Em fevereiro, depois de uma decisão do Tribunal de Justiça do Rio Grande do Sul, atendendo pedido do Ministério Público Federal, se determinou que a demanda jurídica envolvendo indígenas e o empreendimento deve ser julgada e solucionada pela Justiça Federal. O processo de identificação e demarcação está sem previsão de início, conforme o coordenador da Funai, Frederico Campos. Segundo ele, as regularizações fundiárias estão paradas devido às mudanças na estrutura da Funai promovidas pelo presidente Jair Bolsonaro (PSL), que insiste em contrariar o Congresso Federal, deslocando o órgão do Ministério da Justiça para a pasta da Agricultura.
Retomadas do modo de vida tradicional
As retomadas buscam dignidade e preservação do modo de vida tradicional, em harmonia com o meio ambiente, explicou o cacique José Cirilo Morinoco, lembrando das retomadas nos municípios de Maquiné e Terra de Areia. “Nós queremos respeito, Nhanderu vai fortalecer nossa luta nessa retomada. Se a gente esperar de autoridade, nunca vai chegar. Nós temos que chegar, fazer retomada e aí que a gente vai conseguir. Nós precisamos buscar um espaço sagrado com água, com mata. Nós não precisamos confronto, precisamos da autoridade um olhar diferente para o povo guarani”, afirmou.

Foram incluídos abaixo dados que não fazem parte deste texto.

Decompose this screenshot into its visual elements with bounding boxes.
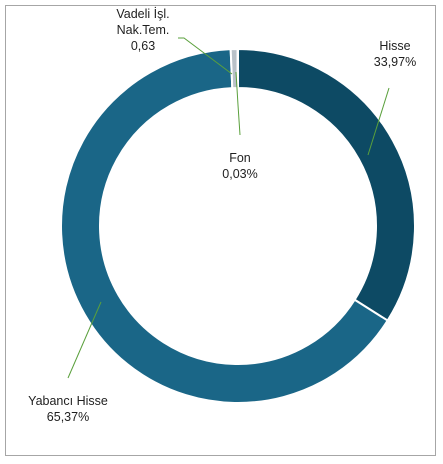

Nas últimas décadas, os estudos de etnoarqueologia têm comprovado a presença ancestral do povo na cidade de Porto Alegre, fato presente na tradição oral dos guaranis que a justiça tem dificuldade em valorizar, disse o antropólogo, pesquisador e professor da UFRGS José Catafesto de Souza. “A reforma da Praça da Alfândega encontrou cerâmica guarani, tubos de fibras óticas encontraram cerâmica guarani no Gasômetro. Em Guarujá, Ipanema, Itapuã, Obirici, referência em vários locais de presença Guarani. No Lami, nunca deixou de existir uma aldeia Guarani, que foi destituída na década de 90 para a criação do Parque Municipal José Lutzenberger. Outro exemplo absurdo é o Parque Estadual de Itapuã, onde aldeias foram retiradas”, conta, lembrando que tais fatos estão em processo de tramitação dentro da Funai.
Para o professor, a “contribuição que os indígenas estão deixando para nós é exatamente essa ideia de que a terra não tem fronteiras, que a terra é de uso público, com fim social da propriedade. Da mesma maneira, estamos reconhecendo aqui em Porto Alegre como um novo ponto onde as populações originárias são as mais aptas e mais eficientes na proteção do planeta hoje em dia”.
“Nosso modo de vida é diferente”, explicou o cacique Leonardo sobre a compreensão que seu povo tem da terra. “A gente está discutindo aqui, mas já existem leis que garantem esse modo de vida, o direito que não só os guaranis, mas todos os povos têm. A própria constituição brasileira garante a ocupação tradicional. Para muita gente e autoridades, é só onde tem aldeia, mas na visão guarani, não é só ocupação da aldeia, é toda área onde tem rio, onde tem mata. Tem que respeitar os direitos do cidadão indígena, está escrito. Nunca saiu do papel e até hoje os guaranis estão buscando esse respeito e dignidade”.
O cacique Leonardo encerrou sua fala com um apelo que resume o sentimento da comunidade Mbya Guarani: “Queria pedir que as autoridades competentes que possam resolver essa situação da Ponta do Arado, que façam o mais rápido possível”.
Grupo de trabalho busca agilizar processo
O grupo de trabalho composto pela Defensoria Pública da União, Procuradoria-Geral da República, Funai, Conselho Estadual dos Povos Indígenas, Conselho Estadual de Direitos Humanos, Comissão de Cidadania e Direitos Humanos e outras entidades vai centralizar as tarefas como a subsistência do grupo indígena em coordenação com os órgãos públicos. Há uma semana, conforme relato, foi encaminhada uma ação para assegurar o acesso na Ponta do Arado.
Também foi definida uma visita da Comissão à retomada, para verificar de perto a situação dos indígenas. As ações judiciais em curso serão acompanhadas pelas instituições competentes, que demonstraram disposição em atuar pelas demandas dos Mbya Guarani, em sintonia também com outras regiões do Estado em que grupos indígenas passam por situação semelhante.